While the league was waiting for the Celtics or Lakers to make a move on Paul George, Presti swooped in with an offer that included Victor Oladipo and Domantas Sabonis. When everyone was waiting for the Rockets and Knicks to pull the trigger on a deal for Carmelo Anthony, Presti snuck in and landed Melo for Enes Kanter and the leftover remains of a trade deadline deal with the Bulls.
You can argue over whether Pesti was fortunate that the Pacers shortchanged themselves in the George trade, or whether he was lucky that those Houston talks hit a snag. He was on both counts. Yet, in both instances, Presti got his man and reinforced to Westbrook that Oklahoma City was going to remain a serious contender.
The cherry on top came late Friday with word from Adrian Wojnarowski that Westbrook had agreed to a 5-year, $205 million extension. With that bit of news, the Thunder general manager can claim victory over an offseason that was fraught with peril.
It will be fascinating to see how all of this plays out on the court. Westbrook took the league by storm without a co-star last season, averaging a triple-double and winning the MVP over a competitive field that included James Harden, Kawhi Leonard, and LeBron James. The limits of that approach were spelled out in a first-round series loss to the Rockets.
Westbrook will have to give a little now that he’s playing with George and Melo, and they in turn will have to adjust to playing with him. This could all go smashingly well or be uncomfortably awkward. It could all go well and still not be good enough to seriously challenge Golden State, to say nothing of Houston and San Antonio. But OKC is still in the game and that was Presti’s mandate this summer.

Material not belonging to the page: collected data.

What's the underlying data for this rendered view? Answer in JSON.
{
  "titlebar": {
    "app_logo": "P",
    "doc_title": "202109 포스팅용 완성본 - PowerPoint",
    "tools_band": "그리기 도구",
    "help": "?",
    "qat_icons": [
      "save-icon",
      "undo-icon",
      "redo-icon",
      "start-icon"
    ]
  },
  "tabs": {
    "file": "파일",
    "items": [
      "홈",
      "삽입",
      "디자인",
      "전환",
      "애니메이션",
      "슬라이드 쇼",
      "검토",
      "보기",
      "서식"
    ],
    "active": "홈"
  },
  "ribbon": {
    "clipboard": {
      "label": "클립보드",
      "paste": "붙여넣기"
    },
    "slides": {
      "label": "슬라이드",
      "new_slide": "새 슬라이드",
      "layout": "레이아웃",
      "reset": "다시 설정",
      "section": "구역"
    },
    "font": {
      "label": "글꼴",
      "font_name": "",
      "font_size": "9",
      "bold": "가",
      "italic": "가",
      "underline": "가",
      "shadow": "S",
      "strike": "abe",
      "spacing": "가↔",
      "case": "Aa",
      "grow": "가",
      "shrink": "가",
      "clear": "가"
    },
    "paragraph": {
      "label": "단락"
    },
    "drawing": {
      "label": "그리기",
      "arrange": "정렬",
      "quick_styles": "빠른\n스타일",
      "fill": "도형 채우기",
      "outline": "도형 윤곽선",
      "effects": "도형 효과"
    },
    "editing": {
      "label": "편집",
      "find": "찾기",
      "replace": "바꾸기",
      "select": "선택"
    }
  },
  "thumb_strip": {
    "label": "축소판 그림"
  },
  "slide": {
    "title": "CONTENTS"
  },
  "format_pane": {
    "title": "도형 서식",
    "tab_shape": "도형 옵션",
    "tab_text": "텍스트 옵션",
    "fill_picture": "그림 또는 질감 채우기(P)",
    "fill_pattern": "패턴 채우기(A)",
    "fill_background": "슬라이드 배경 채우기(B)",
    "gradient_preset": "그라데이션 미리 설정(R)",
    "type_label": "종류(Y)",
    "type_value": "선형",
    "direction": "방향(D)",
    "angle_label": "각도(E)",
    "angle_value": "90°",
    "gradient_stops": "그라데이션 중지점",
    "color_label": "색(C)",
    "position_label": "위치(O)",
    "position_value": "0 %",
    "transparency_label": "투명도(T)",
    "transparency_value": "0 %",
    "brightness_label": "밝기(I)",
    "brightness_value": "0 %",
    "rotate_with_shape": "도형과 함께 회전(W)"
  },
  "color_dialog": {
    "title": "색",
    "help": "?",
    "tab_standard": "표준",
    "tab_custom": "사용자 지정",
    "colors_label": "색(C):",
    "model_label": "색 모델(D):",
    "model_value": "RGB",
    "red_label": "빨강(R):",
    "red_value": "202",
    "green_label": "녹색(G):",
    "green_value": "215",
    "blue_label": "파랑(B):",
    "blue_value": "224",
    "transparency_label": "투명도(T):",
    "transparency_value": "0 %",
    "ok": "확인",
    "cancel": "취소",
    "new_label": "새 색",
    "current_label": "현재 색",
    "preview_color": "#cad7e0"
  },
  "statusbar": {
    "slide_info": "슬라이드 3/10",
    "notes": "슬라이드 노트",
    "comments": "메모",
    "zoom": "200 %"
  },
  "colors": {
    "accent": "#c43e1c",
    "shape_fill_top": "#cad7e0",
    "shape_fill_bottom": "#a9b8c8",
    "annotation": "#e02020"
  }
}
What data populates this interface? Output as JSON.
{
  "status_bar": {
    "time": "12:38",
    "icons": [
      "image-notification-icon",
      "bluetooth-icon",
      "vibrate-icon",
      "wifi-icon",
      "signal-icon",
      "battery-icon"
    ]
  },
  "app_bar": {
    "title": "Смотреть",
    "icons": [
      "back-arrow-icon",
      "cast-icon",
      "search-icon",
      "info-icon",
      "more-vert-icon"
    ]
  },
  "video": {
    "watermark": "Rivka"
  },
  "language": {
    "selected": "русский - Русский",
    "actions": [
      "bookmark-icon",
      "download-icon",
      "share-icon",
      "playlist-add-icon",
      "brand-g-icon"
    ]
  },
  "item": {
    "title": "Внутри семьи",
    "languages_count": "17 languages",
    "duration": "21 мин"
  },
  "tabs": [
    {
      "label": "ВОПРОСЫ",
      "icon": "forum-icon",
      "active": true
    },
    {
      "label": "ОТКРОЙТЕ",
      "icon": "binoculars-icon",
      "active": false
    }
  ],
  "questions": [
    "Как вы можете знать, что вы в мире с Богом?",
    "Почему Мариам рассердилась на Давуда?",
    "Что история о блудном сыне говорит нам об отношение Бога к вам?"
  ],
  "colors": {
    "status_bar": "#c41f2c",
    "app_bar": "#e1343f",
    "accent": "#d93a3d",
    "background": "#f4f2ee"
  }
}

His work is hardly over. George and Anthony can both be free agents after this season. The Thunder will be staring at a massive luxury tax bill, the kind of tax bill that ultimately forced Presti to deal Harden after the team’s lone Finals run in 2012. There will be enormous pressure on everyone in Oklahoma City to make this succeed. That includes coach Billy Donovan and the trio’s supporting cast. Those are good problems to have.
All of this comes at a time when the league has decided to make incremental changes to the lottery system. The rewards for bottoming out are fewer and the path to acquiring transcendent talent has become a little bit tougher. For a team in a small market like Oklahoma City, that raises the stakes on building and maintaining a competitive environment.
Presti has done that during his time in OKC. Working primarily through the draft, he has acquired not just great players like Westbrook, KD, and Harden, but useful players who can fill roles and become attractive trade targets.
Presti lobbied against more dramatic lottery changes last season, arguing that smaller markets will be at a greater disadvantage. Yet, winning is the ultimate recruiting pitch in the NBA, especially as the glamour markets of Los Angeles, New York, and Chicago have all taken steps back.
In a sense, trading for Melo was akin to landing a prime free agent, since Anthony had to agree to waive his no-trade clause. That isn’t possible without Russ and George already in place. Sam Presti has done what he can to ensure that the Thunder remain competitive. For that, he may be the biggest winner of all this summer.